Um pouco da história…

Inventada pelo gênio Thomas Edison, em 1879, a lâmpada incandescente foi o início de uma nova era. Na época, o maior desafio era desenvolver um filamento resistente. Atualmente, os filamentos são, geralmente, feitos de tungstênio e metal, que só derrete quando submetido a temperatura altíssima. Para evitar que os filamentos entrem em combustão e se queimem rapidamente, é removido todo o ar da lâmpada, preenchendo com a mistura de gases inertes, nitrogênio, argônio ou criptônio.

Na Europa, a lâmpada deixou de ser comercializada em 2008. Foi o esforço europeu pela economia de energia e em combate ao aquecimento global e agora, no Brasil.

Como funcionará

O consumidor não encontrará mais as lâmpadas com filamento incandescente de 60 watts para comprar a partir de amanhã.
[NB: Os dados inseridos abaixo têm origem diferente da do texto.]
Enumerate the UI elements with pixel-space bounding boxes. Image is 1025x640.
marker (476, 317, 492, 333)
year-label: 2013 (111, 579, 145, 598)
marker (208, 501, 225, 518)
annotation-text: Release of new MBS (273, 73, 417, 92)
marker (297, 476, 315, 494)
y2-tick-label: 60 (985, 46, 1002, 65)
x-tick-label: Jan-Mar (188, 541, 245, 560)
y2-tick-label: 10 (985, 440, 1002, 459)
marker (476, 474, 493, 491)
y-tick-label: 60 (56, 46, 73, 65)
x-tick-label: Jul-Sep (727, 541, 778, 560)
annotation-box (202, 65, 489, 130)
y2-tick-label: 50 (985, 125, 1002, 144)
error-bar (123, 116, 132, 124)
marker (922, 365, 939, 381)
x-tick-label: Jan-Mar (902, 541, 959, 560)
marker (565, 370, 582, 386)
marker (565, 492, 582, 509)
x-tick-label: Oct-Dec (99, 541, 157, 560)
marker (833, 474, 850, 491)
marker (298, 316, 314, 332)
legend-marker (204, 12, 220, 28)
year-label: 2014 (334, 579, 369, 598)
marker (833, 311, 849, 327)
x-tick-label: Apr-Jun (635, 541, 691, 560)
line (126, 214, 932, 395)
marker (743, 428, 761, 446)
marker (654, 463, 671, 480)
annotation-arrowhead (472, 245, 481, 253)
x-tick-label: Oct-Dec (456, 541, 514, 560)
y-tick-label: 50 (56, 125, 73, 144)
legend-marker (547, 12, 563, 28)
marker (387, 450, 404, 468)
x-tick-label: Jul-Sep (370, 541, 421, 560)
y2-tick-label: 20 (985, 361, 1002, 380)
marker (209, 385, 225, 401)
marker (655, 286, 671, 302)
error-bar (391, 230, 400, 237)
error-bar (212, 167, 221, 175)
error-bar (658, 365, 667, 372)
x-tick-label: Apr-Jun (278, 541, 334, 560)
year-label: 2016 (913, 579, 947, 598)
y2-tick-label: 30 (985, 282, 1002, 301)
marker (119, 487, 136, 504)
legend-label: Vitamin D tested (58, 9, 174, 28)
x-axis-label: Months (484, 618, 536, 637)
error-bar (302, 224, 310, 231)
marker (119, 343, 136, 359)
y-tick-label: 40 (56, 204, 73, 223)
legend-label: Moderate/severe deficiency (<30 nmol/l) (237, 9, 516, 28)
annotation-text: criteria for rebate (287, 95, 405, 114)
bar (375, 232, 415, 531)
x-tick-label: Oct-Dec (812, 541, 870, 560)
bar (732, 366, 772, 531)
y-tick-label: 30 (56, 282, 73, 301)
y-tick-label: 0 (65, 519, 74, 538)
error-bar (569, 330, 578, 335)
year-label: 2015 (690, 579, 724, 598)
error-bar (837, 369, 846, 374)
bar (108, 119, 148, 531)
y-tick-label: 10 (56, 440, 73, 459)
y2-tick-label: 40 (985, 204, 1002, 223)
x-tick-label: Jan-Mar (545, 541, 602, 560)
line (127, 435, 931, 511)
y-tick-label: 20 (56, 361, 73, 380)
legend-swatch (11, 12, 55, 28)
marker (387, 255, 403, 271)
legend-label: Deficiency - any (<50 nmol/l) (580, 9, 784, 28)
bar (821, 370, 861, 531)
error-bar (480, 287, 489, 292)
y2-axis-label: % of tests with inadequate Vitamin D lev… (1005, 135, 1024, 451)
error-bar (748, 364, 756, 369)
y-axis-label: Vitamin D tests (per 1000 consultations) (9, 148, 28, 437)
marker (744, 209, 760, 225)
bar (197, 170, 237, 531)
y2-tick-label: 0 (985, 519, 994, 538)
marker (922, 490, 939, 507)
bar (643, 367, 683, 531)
Já as de 25 e 40 watts poderão ser comercializadas apenas por mais um ano. As lâmpadas incandescentes acima de 75W e 100W deixaram de ser comercializadas em 30 de junho de 2014.

A mudança atende a cronograma estabelecido pela Portaria Interministerial 1007 dos Ministérios de Minas e Energia, da Ciência, Tecnologia e Inovação e do Desenvolvimento Indústria e Comércio Exterior, de dezembro de 2010, que fixou índices mínimos de eficiência luminosa para fabricação, importação e comercialização das lâmpadas incandescentes de uso geral em território brasileiro.

O consumidor tem três opções de lâmpadas domésticas: lâmpadas fluorescentes compactas, lâmpadas incandescentes halógenas e lâmpadas LED. Apesar de mais caras que a incandescente, gastam menos energia e duram mais.

Segundo a Associação Brasileira da Indústria de Iluminação (Abilux), outra alternativa é substituir o soquete de rosca e instalar conjuntos (luminárias e fontes de luz) mais eficientes como, por exemplo, luminárias com lâmpadas fluorescentes tubulares ou compactas e luminárias com LED.

A mudança leva em conta a eficiência energética, principalmente no momento em que o Brasil atravessa uma escassez de chuvas que deixa os reservatórios das usinas hidrelétricas em níveis críticos.